Malignant primitive neuroectodermal tumors are composed of sheets of hyperchromatic cells with small amounts of cytoplasm. Homer–Wright rosettes are frequently present, and central neurofibrillary material may be seen in them. ⁷⁶⁶ Glycogen may be present, a feature once thought to be restricted to Ewing’s sarcoma (see below). ⁷⁷¹ The tumor cells contain neurosecretory granules and are usually positive for neuron-specific enolase, CD99, and PGP9.5. ⁷⁷¹ They show restricted expression of S100 protein and the various neuropeptides.

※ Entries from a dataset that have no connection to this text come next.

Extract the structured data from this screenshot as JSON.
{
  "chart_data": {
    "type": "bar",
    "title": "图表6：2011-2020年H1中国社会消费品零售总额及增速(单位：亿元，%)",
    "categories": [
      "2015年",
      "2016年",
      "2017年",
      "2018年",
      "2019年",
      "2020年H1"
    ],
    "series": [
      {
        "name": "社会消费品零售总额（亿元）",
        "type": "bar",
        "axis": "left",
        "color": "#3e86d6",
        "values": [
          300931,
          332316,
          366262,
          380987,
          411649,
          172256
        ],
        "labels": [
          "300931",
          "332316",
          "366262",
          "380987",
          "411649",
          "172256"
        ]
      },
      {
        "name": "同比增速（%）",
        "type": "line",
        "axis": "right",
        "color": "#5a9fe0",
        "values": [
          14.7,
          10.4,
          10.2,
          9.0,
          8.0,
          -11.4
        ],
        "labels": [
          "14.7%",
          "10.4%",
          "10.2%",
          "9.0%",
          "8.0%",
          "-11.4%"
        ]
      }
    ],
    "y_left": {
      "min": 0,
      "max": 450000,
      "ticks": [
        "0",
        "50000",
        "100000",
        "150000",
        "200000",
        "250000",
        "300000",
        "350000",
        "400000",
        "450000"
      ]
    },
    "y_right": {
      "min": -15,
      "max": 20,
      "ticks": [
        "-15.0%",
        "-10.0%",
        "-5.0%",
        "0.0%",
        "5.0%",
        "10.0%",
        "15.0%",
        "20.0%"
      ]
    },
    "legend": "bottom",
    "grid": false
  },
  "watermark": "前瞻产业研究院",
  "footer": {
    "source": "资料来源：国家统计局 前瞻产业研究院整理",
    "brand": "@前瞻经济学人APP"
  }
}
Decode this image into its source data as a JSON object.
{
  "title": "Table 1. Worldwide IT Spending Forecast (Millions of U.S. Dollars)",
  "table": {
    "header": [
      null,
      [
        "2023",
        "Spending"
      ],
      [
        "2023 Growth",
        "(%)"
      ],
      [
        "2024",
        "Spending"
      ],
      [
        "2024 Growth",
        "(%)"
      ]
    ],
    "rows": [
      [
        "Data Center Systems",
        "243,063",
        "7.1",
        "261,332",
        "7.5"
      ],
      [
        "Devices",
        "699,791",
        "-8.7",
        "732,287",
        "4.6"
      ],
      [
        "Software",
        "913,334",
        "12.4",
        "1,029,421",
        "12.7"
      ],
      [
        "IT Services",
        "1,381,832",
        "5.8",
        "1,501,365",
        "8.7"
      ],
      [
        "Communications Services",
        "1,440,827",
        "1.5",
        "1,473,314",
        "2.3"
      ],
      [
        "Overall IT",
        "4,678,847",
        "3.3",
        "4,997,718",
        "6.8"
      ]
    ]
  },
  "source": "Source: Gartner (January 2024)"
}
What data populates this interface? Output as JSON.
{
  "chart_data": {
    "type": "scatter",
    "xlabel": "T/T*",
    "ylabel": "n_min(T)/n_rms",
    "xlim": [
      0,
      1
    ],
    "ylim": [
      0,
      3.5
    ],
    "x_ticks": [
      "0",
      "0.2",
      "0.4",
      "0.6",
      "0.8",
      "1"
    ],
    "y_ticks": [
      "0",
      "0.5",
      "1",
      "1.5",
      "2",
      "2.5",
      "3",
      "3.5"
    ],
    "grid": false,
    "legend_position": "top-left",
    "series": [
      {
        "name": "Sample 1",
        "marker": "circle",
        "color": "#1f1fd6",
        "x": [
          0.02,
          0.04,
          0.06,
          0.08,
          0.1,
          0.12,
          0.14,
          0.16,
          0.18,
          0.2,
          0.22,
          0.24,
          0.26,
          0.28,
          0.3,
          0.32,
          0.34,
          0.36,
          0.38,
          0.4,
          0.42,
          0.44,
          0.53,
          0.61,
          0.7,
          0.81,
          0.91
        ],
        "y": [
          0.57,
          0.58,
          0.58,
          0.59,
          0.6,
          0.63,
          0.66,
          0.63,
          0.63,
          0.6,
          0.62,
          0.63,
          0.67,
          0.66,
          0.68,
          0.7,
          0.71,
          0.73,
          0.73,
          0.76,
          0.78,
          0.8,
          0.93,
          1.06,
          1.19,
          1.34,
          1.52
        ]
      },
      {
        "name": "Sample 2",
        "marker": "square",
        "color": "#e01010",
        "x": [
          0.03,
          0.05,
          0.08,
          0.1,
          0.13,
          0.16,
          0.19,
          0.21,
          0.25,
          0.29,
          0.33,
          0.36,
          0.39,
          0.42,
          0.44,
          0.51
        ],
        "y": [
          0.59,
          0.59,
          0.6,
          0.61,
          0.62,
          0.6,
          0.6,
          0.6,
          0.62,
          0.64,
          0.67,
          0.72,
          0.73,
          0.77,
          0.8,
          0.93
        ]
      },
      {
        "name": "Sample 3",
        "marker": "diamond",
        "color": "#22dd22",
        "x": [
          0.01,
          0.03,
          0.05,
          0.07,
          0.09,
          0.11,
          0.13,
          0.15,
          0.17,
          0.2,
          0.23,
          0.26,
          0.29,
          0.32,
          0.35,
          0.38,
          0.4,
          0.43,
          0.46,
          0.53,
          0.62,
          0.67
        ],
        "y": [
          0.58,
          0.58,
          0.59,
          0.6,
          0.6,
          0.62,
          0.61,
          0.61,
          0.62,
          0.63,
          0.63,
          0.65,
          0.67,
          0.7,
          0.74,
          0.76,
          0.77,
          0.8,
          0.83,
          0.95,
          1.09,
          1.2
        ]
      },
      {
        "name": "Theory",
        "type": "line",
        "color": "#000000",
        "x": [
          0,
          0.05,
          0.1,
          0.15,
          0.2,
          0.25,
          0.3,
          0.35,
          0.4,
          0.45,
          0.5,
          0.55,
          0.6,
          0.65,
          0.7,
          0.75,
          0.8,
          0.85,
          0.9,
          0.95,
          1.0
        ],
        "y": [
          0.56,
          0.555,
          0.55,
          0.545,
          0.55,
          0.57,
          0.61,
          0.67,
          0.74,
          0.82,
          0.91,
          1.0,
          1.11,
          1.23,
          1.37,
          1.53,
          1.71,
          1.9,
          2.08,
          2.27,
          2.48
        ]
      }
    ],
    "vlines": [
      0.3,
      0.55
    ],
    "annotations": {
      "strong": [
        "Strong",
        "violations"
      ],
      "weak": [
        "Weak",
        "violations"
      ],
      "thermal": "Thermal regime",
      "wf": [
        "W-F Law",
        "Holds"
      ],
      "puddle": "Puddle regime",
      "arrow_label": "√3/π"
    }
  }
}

Extraskeletal Ewing’s sarcoma has cells that often contain glycogen, but there are no neurosecretory granules or well-developed desmosomes. ⁷⁷² Several histological variants have been reported in skeletal tumors. ⁷⁷³ The cells express CD99 in a characteristic membranous pattern,^{762. and 774.} but are negative for S100 protein and desmin. ⁷⁷⁵ CD117 and FLI-1 are sometimes expressed.^{495. and 767.} The presence of p16^INK4a alteration is associated with a poorer prognosis. ⁷⁷⁶ Merkel cell carcinomas are frequently positive for epithelial membrane antigen and cytokeratin 20 (CK20), features not seen usually in MPNETs. Neuroblastomas are usually negative for CD99. ⁷⁷⁷

A final diagnosis can usually be made only after the fluorescent in-situ hybridization studies and immunohistochemistry results have been correlated. ⁷⁷³ Electron microscopy is now used infrequently.